Wednesday, April 6, 2016

Fading Friendships

I was thinking the other day about how some friendships just seem to end.  They just  kind of fade away without any big break-up.


I have experienced both sides of this many times.  It could be as simple as your kids now going to different schools.  The common ground that brought you together is no longer there.


Or, maybe you have completed your contract with them.  You can just feel it. 


I remember someone I once meditated with.  We were getting together less and less often.  Then I bought her some earrings.  When I gave them to her I knew in that moment we were done.  It was a parting gift that needed to be given and then we were complete.


It's OK- people change, life changes.


I know someone who seems to keep in contact with everyone she ever met since high school- she thrives on it and does so gracefully.
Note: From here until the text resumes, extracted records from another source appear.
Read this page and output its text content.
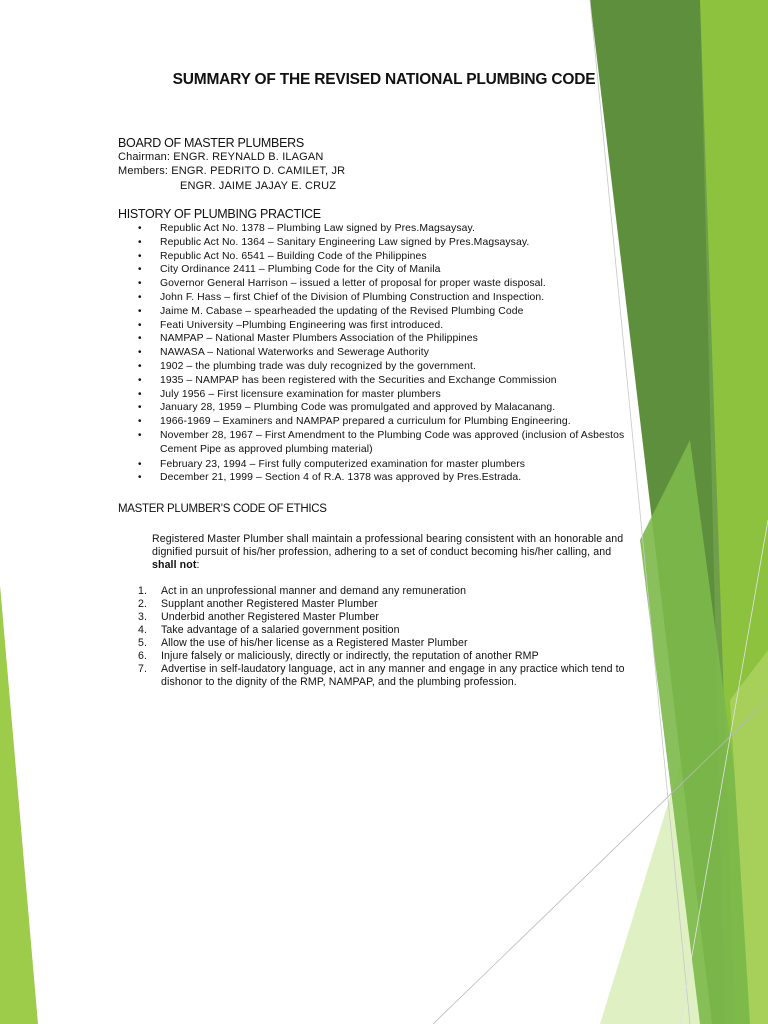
SUMMARY OF THE REVISED NATIONAL PLUMBING CODE
BOARD OF MASTER PLUMBERS
Chairman: ENGR. REYNALD B. ILAGAN
Members: ENGR. PEDRITO D. CAMILET, JR
ENGR. JAIME JAJAY E. CRUZ
HISTORY OF PLUMBING PRACTICE
• Republic Act No. 1378 – Plumbing Law signed by Pres.Magsaysay.
• Republic Act No. 1364 – Sanitary Engineering Law signed by Pres.Magsaysay.
• Republic Act No. 6541 – Building Code of the Philippines
• City Ordinance 2411 – Plumbing Code for the City of Manila
• Governor General Harrison – issued a letter of proposal for proper waste disposal.
• John F. Hass – first Chief of the Division of Plumbing Construction and Inspection.
• Jaime M. Cabase – spearheaded the updating of the Revised Plumbing Code
• Feati University –Plumbing Engineering was first introduced.
• NAMPAP – National Master Plumbers Association of the Philippines
• NAWASA – National Waterworks and Sewerage Authority
• 1902 – the plumbing trade was duly recognized by the government.
• 1935 – NAMPAP has been registered with the Securities and Exchange Commission
• July 1956 – First licensure examination for master plumbers
• January 28, 1959 – Plumbing Code was promulgated and approved by Malacanang.
• 1966-1969 – Examiners and NAMPAP prepared a curriculum for Plumbing Engineering.
• November 28, 1967 – First Amendment to the Plumbing Code was approved (inclusion of Asbestos Cement Pipe as approved plumbing material)
• February 23, 1994 – First fully computerized examination for master plumbers
• December 21, 1999 – Section 4 of R.A. 1378 was approved by Pres.Estrada.
MASTER PLUMBER’S CODE OF ETHICS
Registered Master Plumber shall maintain a professional bearing consistent with an honorable and dignified pursuit of his/her profession, adhering to a set of conduct becoming his/her calling, and shall not:
1. Act in an unprofessional manner and demand any remuneration
2. Supplant another Registered Master Plumber
3. Underbid another Registered Master Plumber
4. Take advantage of a salaried government position
5. Allow the use of his/her license as a Registered Master Plumber
6. Injure falsely or maliciously, directly or indirectly, the reputation of another RMP
7. Advertise in self-laudatory language, act in any manner and engage in any practice which tend to dishonor to the dignity of the RMP, NAMPAP, and the plumbing profession.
I confess, I can never seem to keep track of more than four or five people at a time plus family.


It is just the flow of life.  I think of the beautiful children's poem by Rose Fyleman, where the fairy releases all her purchases, like the mouse  "then she kissed its silken ears, thanked it, and let it go."


Letting people go, just blessing them, without any head trips- a good move, I think.


And if life brings you together again, that's a gift, too.


***


So, breathe, ground yourself, and center.  Bring in your own energy from above and fill your body with golden light all the way from your toes to the top of your head.


Breathe.  Notice any cords still lingering between you and this person.


If it feels right, gently dissolve what is left of these, watching them fall away into nothing.


Fill your aura now, repairing any rips or tears.  Fill with your own llight until your aura is healthy, elastic and strong, ready to go forth with new creativity and possibilities in the future. Who knows who will come into your life tomorrow?